By any measure, the Chapel Hill–bred duo is one of the regional music scene’s greatest success stories, with a steady ascendance that echoes the “one-fan-at-a-time” ethos that brought Concord’s Avett brothers to national stardom.
And, like the Avett Brothers, Mandolin Orange has carved a niche for itself within the broad Americana genre, fusing traditions of folk, bluegrass, and classic country with carefully crafted songwriting that muses on daily struggles and also tackles bigger, more philosophical issues—often within the same song.
Take, for instance, Tides of a Teardrop’s lead single, “Time We Made Time.” Here, against plaintive guitar chords and a weeping fiddle, Marlin’s pleading tenor offers a bit of simple profundity in the song’s chorus. “It’s time we made time just for talkin’,” he sings. “It’s time we made time to heal.” The song’s climax reaches a smoldering crescendo with avant-jazz percussion adding more texture than pulse to the swell of the song.
Indeed, as much as Mandolin Orange embraces the traditional music that inspires their own, they’ve never been beholden to orthodoxy of any stripe. Marlin and Frantz met in 2009 at a bluegrass jam session in Carrboro, hit it off, and started a band. And as their band blossomed, growing from a low-key acoustic duo into a growing concern on local, regional, and national stages, their sound grew as well. Still, they never sacrificed the understated and easygoing nature of their earliest efforts together.
Even as they’ve tackled heady themes in their songs—such as questioning religious tenets and affirming gay rights on 2013’s This Side of Jordan or mourning the Sandy Hook shooting on 2015’s Such Jubilee—they’ve managed to do so in a contemplative manner, offering more questions than answers, and leaning into a Golden Rule morality that feels both understated and free of judgment. And the pair is just as likely to steer into a rollicking road song, like “Old Times and Companions” from Such Jubilee or “Hard Travelin’” from 2016’s Blindfaller.
Musically, they’re just as prone to ramble. From quiet folk to bluegrass breakdowns, from upbeat Americana to searing honky-tonk, the band has never let tradition become a rut. From the experiments with electric embellishment that began with 2011’s Haste Make/Hard Hearted Stranger, to the full-band arrangements that buoy their studio recordings and stage performances, Mandolin Orange has always built beyond the confines of its core duo. And yet, the casual intimacy that marks the warm harmonies and earnest songwriting of Marlin and Frantz has never suffered for it.

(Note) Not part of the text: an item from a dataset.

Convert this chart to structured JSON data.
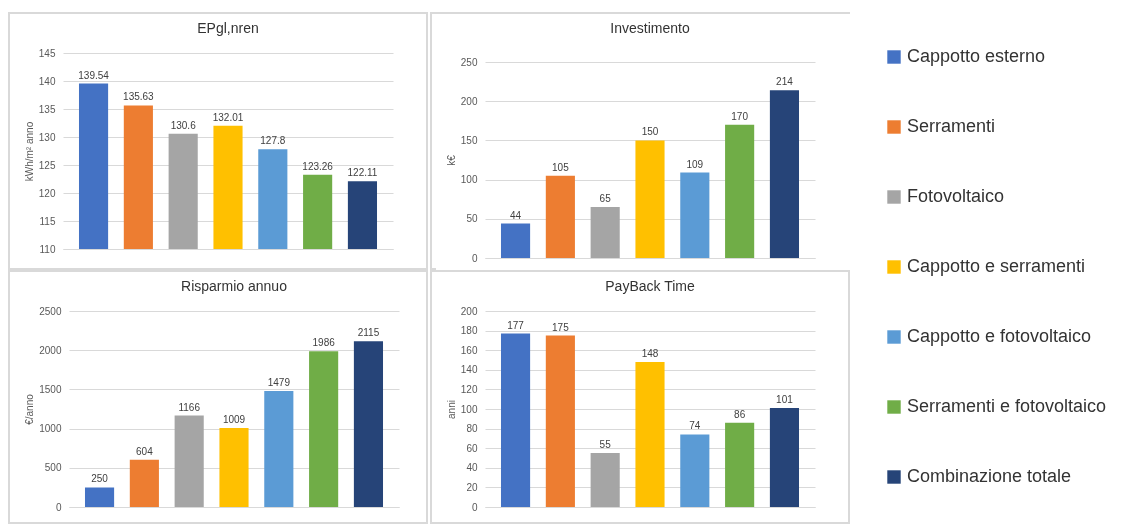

That they’re so often willing to peel back their own experiences to fuel thoughtful, meditative songcraft certainly helps with that sense of intimacy, as well. On Tides of A Teardrop, the duo wrestles explicitly with grief. On “Golden Embers,” Marlin sings about losing his mother when he was 18, and the strain that grief put on his relationship with his father. On “Into the Sun,” Frantz reminisces about her grandfather, his love for driving, and his stories.
Frantz offered a glimpse into the inspiration for the song in a recent interview with Peter O’Dowd on Boston’s WBUR. “He loved that we went to so many places, and he saw that as such a form of education,” Frantz said. “A lot of that part
of his personality is wrapped up in that song.” These sorts of familial meditations are given an extra bit of gravitas when you consider that Marlin and Frantz, an off-stage couple as well, greeted their firstborn daughter late last year. It feels safe to say that becoming parents likely inspired some of the duo’s reminiscences and contemplations of their own forebears.
Still, no matter what themes find their way into Mandolin Orange’s songs, the real draw is always the craftsmanship put into making them. There’s a classic chemistry in Marlin and Frantz’s vocal harmonies that has earned frequent comparisons to Gram Parsons and Emmylou Harris. On country-leaning songs like “Lonely All the Time” and “When She’s Feeling Blue,” Marlin strikes a countrypolitan swing and lyrical wit that suggests the likes of George Jones. And the gentle, lilting waltz of “Mother Deer” feels timeless in its simplicity, like a folk standard only just discovered.
And ultimately, perhaps it’s that sense of familiarity and craftsmanship that has made Mandolin Orange’s ascent feel so inevitable. Of course they’ve found an audience; how could these songs not be heard and enjoyed?